In my previous post I wrote about Culture for Collaboration. One thing I didn’t go into was that in order to create a culture of collaboration, you must first establish basic trust.
Trust is something that is extremely hard to just “establish”, it is something you earn. In short, establishing trust is not done over night. So were to start?
Empower individuals and teams
If you by your actions and words show that you trust a team or individual you will in time earn their trust. You will also learn yourself to trust them, which is equally important.
You break this trust when you do this like sending detailed instructions on tasks to be done. What you should do is present challenges. Make the team or individual themselves come up with tasks, experiments or changes which would work as solution to the problem. This was what we all learned when we took CE courses at colleges. We solve problems. Too often in corporate life you get presented tasks rather than challenges. Sending tasks or assignments is a display of mistrust (or even worse it displays a belief that the sender has the answer and just needs help to execute).
How am I doing in this department? I lead a team so I guess they’d be the ones to ask. Personally I feel like an addict with relapses. Having used to think I could keep control if everything I do sometimes forget this. It’s hard. Once again it’s like with parenting. Seeing your kid suffer the consequences of learning from own mistakes is torture and it goes against your instincts. It is similar with letting go and empowering teams and individuals, you just have to let go and trust them.
If the general vibes are that there is a lack of trust and a continued presentation of a Us vs Them scenario you will have an organization without trust, and in return with little actual collaboration.

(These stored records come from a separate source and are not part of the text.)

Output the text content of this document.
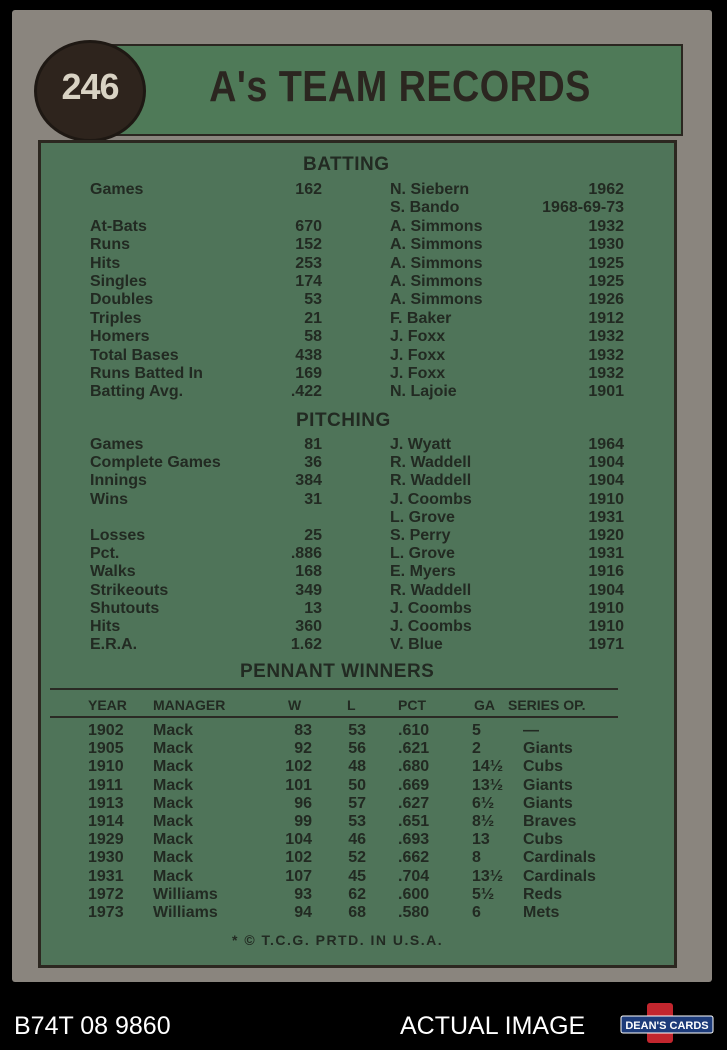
246	A's TEAM RECORDS
BATTING
Games	162	N. Siebern	1962
S. Bando	1968-69-73
At-Bats	670	A. Simmons	1932
Runs	152	A. Simmons	1930
Hits	253	A. Simmons	1925
Singles	174	A. Simmons	1925
Doubles	53	A. Simmons	1926
Triples	21	F. Baker	1912
Homers	58	J. Foxx	1932
Total Bases	438	J. Foxx	1932
Runs Batted In	169	J. Foxx	1932
Batting Avg.	.422	N. Lajoie	1901
PITCHING
Games	81	J. Wyatt	1964
Complete Games	36	R. Waddell	1904
Innings	384	R. Waddell	1904
Wins	31	J. Coombs	1910
L. Grove	1931
Losses	25	S. Perry	1920
Pct.	.886	L. Grove	1931
Walks	168	E. Myers	1916
Strikeouts	349	R. Waddell	1904
Shutouts	13	J. Coombs	1910
Hits	360	J. Coombs	1910
E.R.A.	1.62	V. Blue	1971
PENNANT WINNERS
YEAR MANAGER	W	L	PCT	GA SERIES OP.
1902 Mack	83	53 .610	5	—
1905 Mack	92	56 .621	2	Giants
1910 Mack	102	48 .680	14½ Cubs
1911 Mack	101	50 .669	13½ Giants
1913 Mack	96	57 .627	6½ Giants
1914 Mack	99	53 .651	8½ Braves
1929 Mack	104	46 .693	13 Cubs
1930 Mack	102	52 .662	8	Cardinals
1931 Mack	107	45 .704	13½ Cardinals
1972 Williams	93	62 .600	5½ Reds
1973 Williams	94	68 .580	6	Mets
* © T.C.G. PRTD. IN U.S.A.
B74T 08 9860	ACTUAL IMAGE	DEAN'S CARDS
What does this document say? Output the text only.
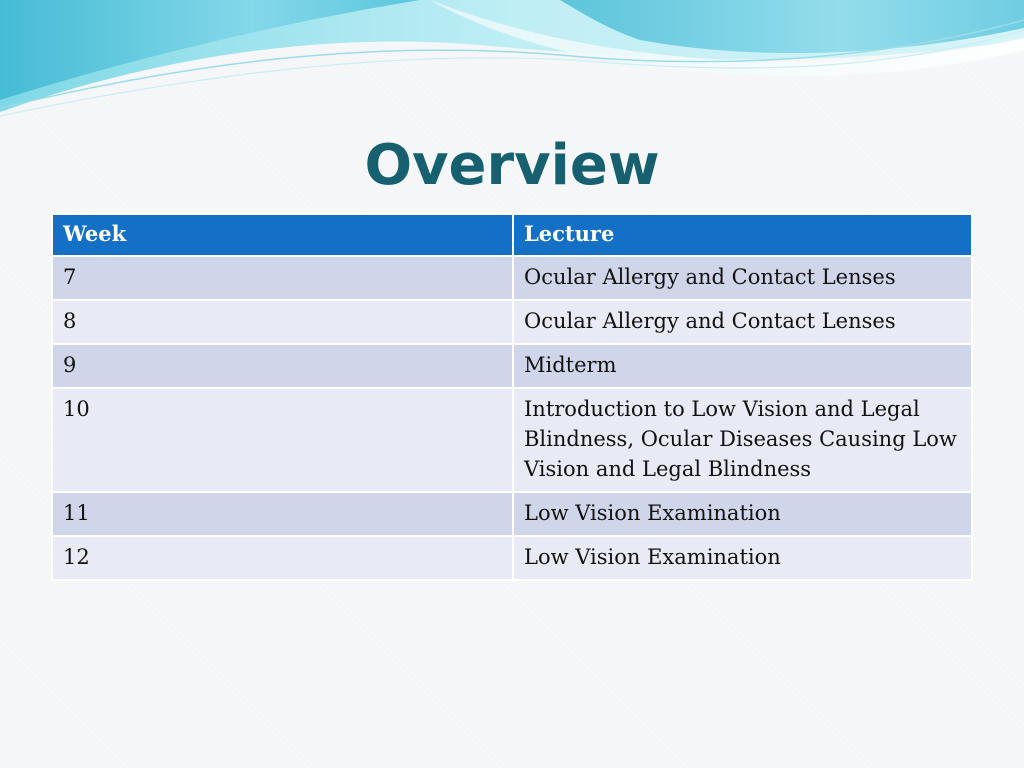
Overview
Week	Lecture
7	Ocular Allergy and Contact Lenses
8	Ocular Allergy and Contact Lenses
9	Midterm
10	Introduction to Low Vision and Legal Blindness, Ocular Diseases Causing Low Vision and Legal Blindness
11	Low Vision Examination
12	Low Vision Examination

What happened? The explanation is usually “growing pains”. However that is false, as growing pains have a tendency to pass as you get older. The so called growing pains of an organization never does that. In fact it just gets worse, because the effort required to change something that’s grown too big is too large. The risk is too great and the daunting prospect of change has too many potential down sides.
What to do? You could just give up and go with the flow and when shit hits the fan (and it always does), you just move on. Another option is to tackle the problem of growth at the root cause of the problem. Growth.
Large problems should be divided into smaller ones
Make it small. It is what we as developers do when tasks are too high right? We split them up into smaller more tangible tasks. Why not refactor your organization? What are the benefits of doing this refactoring? Reducing size will help reduce the alienation between teams and those managing teams. There is no room for “free riders” in small organizations (Well, there is room of course. But those organizations won’t last very long). You reduce the number of communication lines drastically. This means everyone is closer to the actual production. No need for reporting or endless meetings where people, who should know the product on the first place, gets to learn about what is happening with their product.
Another thing is that reducing size increase a sense of ownership and increase the feeling of being in it together. You know that feeling you once had? When there were just 30-40 people and everyone was going for it? If you speak to people who’s been with a growing company for a while and they talk about that time, it sometime feels like they’re talking about a lost love.
Now, reducing size has it’s down sides. There will be much greater responsibility for everyone. You will probably have to do things which isn’t really “what you’re supposed to do”. Of course this is actually a good thing, as doing unfamiliar tasks gives you the chance to see things from a perspective and it could help you become better at your regular tasks.
Another side effect is that some of the parts being “cut loose” won’t handle the situation. This is a good thing. Reducing size increases the level of transparency. There is no hiding when all the layers of people are gone. You can not blame anyone else when you’re on your own. What this does is that it gives everyone a feeling of ownership and it also makes everyone more focused on the task at hand. When there is nobody to blame, behavior tends to change for the better.
Yeah, so that’s it basically. Easy no? Just go ahead and refactor your organization. Use the “Extract Team from division” refactoring, or perhaps the “Push Down manager” refactoring? How about you just do the classic Remove Middle Man(ager) refactoring?
Of course this could be just plain stupid. I mean I have no actual education or real experience doing any of this, so what do I really know about this? What I do know, is that it is people who’re supposed to know these things who create these bad organizations with inefficient work environments, so perhaps it’s time to let someone else have a go at it?